NAME

nearbyint, nearbyintf, nearbyintl, rint, rintf, rintl - round to nearest integer

LIBRARY

Math library (libm, -lm)

SYNOPSIS

#include <math.h>
double nearbyint(double x);
float nearbyintf(float x);
long double nearbyintl(long double x);
double rint(double x);
float rintf(float x);
long double rintl(long double x);

Feature Test Macro Requirements for glibc (see feature_test_macros(7)):

nearbyint(), nearbyintf(), nearbyintl():

    _POSIX_C_SOURCE >= 200112L || _ISOC99_SOURCE

rint():

    _ISOC99_SOURCE || _POSIX_C_SOURCE >= 200112L
        || _XOPEN_SOURCE >= 500
        || /* Since glibc 2.19: */ _DEFAULT_SOURCE
        || /* glibc <= 2.19: */ _BSD_SOURCE || _SVID_SOURCE

rintf(), rintl():

    _ISOC99_SOURCE || _POSIX_C_SOURCE >= 200112L
        || /* Since glibc 2.19: */ _DEFAULT_SOURCE
        || /* glibc <= 2.19: */ _BSD_SOURCE || _SVID_SOURCE

DESCRIPTION

The nearbyint(), nearbyintf(), and nearbyintl() functions round their argument to an integer value in floating-point format, using the current rounding direction (see fesetround(3)) and without raising the inexact exception. When the current rounding direction is to nearest, these functions round halfway cases to the even integer in accordance with IEEE-754.
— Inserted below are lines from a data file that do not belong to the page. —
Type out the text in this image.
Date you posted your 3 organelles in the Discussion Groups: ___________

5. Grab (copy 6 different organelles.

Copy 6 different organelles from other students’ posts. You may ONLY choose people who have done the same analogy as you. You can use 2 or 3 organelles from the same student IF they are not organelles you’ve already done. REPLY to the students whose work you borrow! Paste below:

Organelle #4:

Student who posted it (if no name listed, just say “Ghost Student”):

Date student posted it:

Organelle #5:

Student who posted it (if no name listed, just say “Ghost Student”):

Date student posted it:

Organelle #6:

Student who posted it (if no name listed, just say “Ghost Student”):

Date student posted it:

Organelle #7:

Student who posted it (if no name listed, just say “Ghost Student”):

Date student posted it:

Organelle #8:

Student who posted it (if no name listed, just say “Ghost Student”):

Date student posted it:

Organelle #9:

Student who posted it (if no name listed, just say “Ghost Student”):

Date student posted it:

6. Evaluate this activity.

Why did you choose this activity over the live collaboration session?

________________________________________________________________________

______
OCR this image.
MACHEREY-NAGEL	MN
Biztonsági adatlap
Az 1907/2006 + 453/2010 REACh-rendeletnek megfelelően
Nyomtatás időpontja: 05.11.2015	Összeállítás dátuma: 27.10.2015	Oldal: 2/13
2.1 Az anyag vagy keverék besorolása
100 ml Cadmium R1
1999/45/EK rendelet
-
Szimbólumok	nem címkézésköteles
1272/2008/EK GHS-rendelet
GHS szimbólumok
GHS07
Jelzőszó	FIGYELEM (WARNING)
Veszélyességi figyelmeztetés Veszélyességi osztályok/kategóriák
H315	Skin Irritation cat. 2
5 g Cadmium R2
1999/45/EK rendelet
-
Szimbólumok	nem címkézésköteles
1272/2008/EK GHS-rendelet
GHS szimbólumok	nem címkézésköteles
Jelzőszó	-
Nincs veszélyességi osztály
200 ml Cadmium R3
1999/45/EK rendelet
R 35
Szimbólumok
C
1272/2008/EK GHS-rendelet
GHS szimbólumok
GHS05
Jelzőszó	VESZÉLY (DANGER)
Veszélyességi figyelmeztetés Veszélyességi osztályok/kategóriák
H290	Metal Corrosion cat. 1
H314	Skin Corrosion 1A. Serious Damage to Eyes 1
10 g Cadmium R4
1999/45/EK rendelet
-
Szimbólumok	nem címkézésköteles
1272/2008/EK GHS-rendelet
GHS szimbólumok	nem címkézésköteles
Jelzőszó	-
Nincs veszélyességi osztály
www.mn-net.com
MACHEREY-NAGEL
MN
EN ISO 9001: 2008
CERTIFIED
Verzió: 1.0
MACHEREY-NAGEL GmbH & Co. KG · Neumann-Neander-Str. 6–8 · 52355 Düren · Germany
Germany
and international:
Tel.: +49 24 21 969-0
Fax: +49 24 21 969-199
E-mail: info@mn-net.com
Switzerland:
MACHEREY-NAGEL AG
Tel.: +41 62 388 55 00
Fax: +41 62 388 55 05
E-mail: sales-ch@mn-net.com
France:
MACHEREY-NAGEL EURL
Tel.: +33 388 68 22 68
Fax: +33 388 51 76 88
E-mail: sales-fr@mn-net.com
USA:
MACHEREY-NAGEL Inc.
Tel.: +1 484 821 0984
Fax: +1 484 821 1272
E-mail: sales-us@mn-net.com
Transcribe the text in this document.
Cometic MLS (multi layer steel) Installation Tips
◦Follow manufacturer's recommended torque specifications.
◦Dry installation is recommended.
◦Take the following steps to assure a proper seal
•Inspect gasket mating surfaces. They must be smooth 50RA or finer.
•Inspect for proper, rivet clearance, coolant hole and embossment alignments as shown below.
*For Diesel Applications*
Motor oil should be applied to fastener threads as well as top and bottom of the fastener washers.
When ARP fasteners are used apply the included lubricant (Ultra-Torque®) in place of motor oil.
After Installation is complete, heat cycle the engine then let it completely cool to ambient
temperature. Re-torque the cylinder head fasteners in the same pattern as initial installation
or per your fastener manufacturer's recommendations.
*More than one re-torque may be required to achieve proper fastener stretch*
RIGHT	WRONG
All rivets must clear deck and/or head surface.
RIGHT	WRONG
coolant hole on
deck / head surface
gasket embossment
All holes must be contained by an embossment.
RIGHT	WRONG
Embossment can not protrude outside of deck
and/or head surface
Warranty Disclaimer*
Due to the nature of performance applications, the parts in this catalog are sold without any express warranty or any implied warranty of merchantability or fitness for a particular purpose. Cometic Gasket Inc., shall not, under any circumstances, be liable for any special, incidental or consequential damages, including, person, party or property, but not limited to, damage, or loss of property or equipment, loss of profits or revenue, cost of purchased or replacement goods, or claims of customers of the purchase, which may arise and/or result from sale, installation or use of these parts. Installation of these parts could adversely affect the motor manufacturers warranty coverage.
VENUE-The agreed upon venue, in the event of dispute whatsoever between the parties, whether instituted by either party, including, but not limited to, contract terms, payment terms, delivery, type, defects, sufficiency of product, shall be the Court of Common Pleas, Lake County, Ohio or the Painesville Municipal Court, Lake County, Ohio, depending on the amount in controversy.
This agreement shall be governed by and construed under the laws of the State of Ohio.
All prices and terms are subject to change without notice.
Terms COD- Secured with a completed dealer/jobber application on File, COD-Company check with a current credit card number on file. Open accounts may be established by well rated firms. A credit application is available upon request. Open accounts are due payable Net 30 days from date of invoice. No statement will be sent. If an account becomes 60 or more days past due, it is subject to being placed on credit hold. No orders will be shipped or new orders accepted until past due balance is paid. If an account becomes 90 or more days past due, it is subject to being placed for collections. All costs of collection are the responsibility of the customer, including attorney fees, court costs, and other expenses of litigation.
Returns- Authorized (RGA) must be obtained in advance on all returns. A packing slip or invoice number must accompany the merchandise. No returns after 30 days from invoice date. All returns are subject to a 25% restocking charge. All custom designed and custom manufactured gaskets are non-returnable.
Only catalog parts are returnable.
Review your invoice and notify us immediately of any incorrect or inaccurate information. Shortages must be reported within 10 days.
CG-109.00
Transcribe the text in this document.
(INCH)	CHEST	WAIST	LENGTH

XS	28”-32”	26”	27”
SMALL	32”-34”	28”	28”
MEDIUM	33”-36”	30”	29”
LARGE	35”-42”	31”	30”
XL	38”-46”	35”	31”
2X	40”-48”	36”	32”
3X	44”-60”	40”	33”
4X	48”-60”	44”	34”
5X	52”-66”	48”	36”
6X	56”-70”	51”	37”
The rint(), rintf(), and rintl() functions do the same, but will raise the inexact exception (FE_INEXACT, checkable via fetestexcept(3)) when the result differs in value from the argument.

RETURN VALUE

These functions return the rounded integer value.

If x is integral, +0, -0, NaN, or infinite, x itself is returned.

ERRORS

No errors occur. POSIX.1-2001 documents a range error for overflows, but see NOTES.

ATTRIBUTES

For an explanation of the terms used in this section, see attributes(7).

Interface	Attribute	Value
nearbyint(), nearbyintf(), nearbyintl(), rint(), rintf(), rintl()	Thread safety	MT-Safe

STANDARDS

C11, POSIX.1-2008.

HISTORY

C99, POSIX.1-2001.

NOTES

SUSv2 and POSIX.1-2001 contain text about overflow (which might set errno to ERANGE, or raise an FE_OVERFLOW exception). In practice, the result cannot overflow on any current machine, so this error-handling stuff is just nonsense. (More precisely, overflow can happen only when the maximum value of the exponent is smaller than the number of mantissa bits. For the IEEE-754 standard 32-bit and 64-bit floating-point numbers the maximum value of the exponent is 127 (respectively, 1023), and the number of mantissa bits including the implicit bit is 24 (respectively, 53).)

If you want to store the rounded value in an integer type, you probably want to use one of the functions described in lrint(3) instead.